Identifying your employees’ real motivation to performance

In a recent article, we discussed the importance of tapping into your workforce’s potential and interests to develop their competencies and create a culture of bar-raisers. According to this system, it is only “once employees understand the gap between their own skills and the competencies required by the position they aspire to attain” that training for optimal results begins to occur in the workplace, driven by employees’ need to succeed.

But success, as we previously mentioned, is a subjective matter, and it is ludicrous for an employer to assume that all employees aspire to be boss one day. Many are very content with fewer responsibilities in their careers, placing more emphasis on achieving success elsewhere in their life. What’s more, it is critical to have a diverse workforce to ensure performance at all levels of the organization.

McClelland’s theory assists us in accurately identifying your employees’ dominant need so that you may set appropriate goals (and expectations!), as well as provide the right feedback and incentives to get the best results out of every employee.

For instance, realizing that an employee possesses the potential to develop certain competencies required to access superior roles within your organization does not mean that your talent management system will succeed in unleashing it. Rather, McClelland’s study reveals that if the dominant motive of an employee under consideration for a managerial role is affiliation, presenting the benefits sought after by authority-driven individuals is unlikely to yield the intended results.

This can easily be compared to the effects of a customized value proposition on your business development strategies, relative to a generic proposal that doesn’t highlight the benefits sought after by the potential client. The potential of a new collaboration may be great, but failing to understand the motives of the person on the other side of the deal is unlikely to translate into the results you seek.

What’s good for the goose isn’t always good for the gander

By integrating and analyzing the most dominant need in your employees, you place yourself in a situation where you can adjust your own behavior and talent management approaches to drive superior results.

For instance, the theory proposes that to succeed in top management positions, a person should have a strong need for power and a low need for affiliation. And while authority-driven individuals are more likely to excel in these senior roles, it is achievement-motivated individuals who are better known for “making things happen and getting results”. But to encourage this behavior, employers need to provide constant feedback, with a fair share of praise. As such, when dealing with these employees, managers need to offer objective and regular performance reviews in order to set the pace for improvement and ultimately, superior results.

When combined with a customized competency-based approach to talent management, these insights into the characteristics of each person’s dominant motive to performance are critical to an organization’s success.
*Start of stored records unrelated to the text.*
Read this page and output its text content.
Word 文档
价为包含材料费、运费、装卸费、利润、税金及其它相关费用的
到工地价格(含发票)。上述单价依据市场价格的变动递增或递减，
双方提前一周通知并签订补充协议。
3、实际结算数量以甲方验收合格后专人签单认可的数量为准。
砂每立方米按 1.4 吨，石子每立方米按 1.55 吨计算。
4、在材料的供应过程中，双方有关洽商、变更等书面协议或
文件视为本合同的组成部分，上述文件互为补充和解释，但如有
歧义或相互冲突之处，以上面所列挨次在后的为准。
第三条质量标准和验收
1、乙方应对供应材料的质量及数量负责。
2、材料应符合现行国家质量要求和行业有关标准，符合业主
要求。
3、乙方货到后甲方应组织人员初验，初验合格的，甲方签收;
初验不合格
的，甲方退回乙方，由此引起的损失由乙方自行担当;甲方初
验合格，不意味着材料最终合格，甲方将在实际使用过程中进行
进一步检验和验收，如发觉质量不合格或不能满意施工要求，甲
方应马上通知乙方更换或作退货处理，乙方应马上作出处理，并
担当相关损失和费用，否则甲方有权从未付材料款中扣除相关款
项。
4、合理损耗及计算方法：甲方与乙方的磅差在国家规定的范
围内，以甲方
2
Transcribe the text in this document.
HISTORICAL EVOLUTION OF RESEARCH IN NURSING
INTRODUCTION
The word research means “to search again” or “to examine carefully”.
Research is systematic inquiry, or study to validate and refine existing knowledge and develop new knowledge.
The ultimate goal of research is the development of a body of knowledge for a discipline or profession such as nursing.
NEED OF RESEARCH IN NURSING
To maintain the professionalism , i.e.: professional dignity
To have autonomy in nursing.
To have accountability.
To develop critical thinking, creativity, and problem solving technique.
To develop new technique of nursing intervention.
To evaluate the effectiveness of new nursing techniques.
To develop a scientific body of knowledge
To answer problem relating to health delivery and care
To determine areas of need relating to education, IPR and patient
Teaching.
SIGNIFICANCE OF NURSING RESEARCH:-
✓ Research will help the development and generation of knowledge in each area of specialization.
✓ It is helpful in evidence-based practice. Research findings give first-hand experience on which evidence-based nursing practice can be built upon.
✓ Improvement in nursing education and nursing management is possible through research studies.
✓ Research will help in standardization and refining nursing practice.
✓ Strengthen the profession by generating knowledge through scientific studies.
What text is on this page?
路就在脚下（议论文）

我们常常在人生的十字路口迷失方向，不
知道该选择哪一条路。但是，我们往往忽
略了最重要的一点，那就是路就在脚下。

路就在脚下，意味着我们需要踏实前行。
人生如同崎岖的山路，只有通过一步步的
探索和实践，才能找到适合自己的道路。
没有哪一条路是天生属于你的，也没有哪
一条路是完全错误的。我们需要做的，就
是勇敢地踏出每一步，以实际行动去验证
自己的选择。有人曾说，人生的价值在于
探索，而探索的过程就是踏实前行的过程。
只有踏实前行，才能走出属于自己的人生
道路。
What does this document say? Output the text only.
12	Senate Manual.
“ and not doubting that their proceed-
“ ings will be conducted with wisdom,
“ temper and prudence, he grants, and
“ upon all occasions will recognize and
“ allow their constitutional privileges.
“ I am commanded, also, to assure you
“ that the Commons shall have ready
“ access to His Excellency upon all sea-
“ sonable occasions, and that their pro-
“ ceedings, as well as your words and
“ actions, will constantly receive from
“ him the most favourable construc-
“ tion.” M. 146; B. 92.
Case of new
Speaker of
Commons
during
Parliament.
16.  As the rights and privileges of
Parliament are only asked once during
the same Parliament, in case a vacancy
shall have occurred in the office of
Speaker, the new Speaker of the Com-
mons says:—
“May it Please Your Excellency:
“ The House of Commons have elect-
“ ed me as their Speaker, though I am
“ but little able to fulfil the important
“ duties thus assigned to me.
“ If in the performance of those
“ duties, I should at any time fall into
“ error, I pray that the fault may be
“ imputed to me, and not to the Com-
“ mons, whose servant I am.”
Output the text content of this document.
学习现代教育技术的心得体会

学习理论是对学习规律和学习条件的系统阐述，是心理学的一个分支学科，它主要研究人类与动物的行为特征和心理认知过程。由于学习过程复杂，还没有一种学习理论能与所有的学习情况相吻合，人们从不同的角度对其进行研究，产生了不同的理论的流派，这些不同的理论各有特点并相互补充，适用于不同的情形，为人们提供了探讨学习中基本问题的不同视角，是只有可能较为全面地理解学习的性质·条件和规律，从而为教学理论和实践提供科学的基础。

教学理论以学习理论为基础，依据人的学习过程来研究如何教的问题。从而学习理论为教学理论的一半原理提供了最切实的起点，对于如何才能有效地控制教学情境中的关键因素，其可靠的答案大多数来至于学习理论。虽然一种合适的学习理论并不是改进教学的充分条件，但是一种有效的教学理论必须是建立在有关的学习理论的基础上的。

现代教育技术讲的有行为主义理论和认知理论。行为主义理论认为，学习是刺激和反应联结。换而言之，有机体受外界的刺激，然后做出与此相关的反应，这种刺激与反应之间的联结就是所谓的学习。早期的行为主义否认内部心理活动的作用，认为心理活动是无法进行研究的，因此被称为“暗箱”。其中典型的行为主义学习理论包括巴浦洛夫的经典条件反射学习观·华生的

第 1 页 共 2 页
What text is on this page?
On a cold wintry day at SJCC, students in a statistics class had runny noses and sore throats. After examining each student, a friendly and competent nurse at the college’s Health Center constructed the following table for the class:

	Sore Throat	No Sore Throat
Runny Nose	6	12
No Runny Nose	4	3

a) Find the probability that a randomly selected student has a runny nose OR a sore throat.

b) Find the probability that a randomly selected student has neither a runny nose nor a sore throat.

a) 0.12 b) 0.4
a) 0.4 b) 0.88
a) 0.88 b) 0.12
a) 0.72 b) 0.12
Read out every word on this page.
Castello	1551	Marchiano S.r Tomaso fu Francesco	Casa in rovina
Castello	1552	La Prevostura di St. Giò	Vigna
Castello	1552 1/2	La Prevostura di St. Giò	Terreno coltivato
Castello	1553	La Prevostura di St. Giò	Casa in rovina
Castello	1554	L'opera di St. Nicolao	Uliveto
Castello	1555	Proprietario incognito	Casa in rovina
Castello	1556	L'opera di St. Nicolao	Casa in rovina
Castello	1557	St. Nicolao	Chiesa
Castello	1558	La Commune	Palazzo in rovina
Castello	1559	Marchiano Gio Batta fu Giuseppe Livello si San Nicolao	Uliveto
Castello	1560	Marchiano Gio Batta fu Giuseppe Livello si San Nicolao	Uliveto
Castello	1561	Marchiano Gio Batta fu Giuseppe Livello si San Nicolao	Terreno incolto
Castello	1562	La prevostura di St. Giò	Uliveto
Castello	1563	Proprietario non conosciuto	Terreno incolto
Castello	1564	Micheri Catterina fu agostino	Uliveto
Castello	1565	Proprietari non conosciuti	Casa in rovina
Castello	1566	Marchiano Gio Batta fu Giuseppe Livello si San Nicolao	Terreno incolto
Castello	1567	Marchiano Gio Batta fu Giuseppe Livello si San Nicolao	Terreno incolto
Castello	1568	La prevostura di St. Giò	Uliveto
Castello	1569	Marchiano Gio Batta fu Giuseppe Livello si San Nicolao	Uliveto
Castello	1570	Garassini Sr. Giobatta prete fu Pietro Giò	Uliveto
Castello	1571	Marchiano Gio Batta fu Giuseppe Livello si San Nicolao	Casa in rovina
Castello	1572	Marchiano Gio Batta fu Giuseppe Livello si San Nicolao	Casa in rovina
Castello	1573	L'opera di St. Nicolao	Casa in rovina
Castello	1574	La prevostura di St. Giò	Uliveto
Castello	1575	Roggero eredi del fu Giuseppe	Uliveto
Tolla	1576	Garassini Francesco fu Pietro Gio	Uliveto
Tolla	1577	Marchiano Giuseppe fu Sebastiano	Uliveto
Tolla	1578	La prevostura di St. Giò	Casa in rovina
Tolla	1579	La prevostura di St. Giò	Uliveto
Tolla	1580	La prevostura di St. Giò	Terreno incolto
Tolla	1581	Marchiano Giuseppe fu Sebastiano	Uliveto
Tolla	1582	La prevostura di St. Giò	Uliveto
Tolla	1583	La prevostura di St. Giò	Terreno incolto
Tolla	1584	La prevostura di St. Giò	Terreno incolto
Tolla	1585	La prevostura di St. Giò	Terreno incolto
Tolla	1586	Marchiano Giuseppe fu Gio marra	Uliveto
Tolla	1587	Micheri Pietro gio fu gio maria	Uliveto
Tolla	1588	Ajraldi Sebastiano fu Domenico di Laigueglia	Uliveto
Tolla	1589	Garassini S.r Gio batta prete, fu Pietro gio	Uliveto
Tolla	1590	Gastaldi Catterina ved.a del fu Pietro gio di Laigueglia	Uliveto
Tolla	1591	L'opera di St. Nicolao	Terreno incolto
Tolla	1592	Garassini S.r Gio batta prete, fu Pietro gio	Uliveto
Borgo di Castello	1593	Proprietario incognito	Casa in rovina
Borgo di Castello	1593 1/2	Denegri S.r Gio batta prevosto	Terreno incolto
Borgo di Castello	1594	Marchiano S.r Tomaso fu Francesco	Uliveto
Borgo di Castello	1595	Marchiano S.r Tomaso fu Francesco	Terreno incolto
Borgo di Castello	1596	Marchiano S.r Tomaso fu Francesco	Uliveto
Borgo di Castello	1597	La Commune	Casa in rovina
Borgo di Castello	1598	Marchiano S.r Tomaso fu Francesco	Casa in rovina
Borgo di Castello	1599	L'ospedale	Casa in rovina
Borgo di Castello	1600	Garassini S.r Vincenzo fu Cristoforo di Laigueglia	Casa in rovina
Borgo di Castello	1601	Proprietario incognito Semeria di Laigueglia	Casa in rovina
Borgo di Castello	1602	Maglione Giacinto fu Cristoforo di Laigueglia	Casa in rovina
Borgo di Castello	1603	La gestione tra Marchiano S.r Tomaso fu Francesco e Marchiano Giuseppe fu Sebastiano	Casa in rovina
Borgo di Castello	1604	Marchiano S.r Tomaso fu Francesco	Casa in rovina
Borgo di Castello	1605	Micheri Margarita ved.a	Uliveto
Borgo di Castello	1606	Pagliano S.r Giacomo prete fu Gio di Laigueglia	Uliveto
The case of ‘deliberate practice’, or the grooming of top performers

Once you have identified those employees who have 1) the competencies required by a given job role and 2) the motive to succeed in that role, it is important to assess the value of your professional development programs.

Scientific research shows that the quality and quantity of your coaching are as equally important, and that top performance is primarily the result of expert-level practice, NOT innate talent.

K. Anders Ericsson, a psychologist and scientific researcher at Florida State University, wrote a paper entitled The Role of Deliberate Practice in the Acquisition of Expert Performance, in which he states:

“We argue that the differences between expert (top) performers and normal adults (employees) reflect a life-long period of deliberate effort to improve performance in a specific domain.”

In other words, top performers – here referred to as ‘expert performers’ – are individuals who are developed to excel and deliver results. And this is where identifying the very motives that will drive an individual to train to become an expert performers becomes highly critical to the process.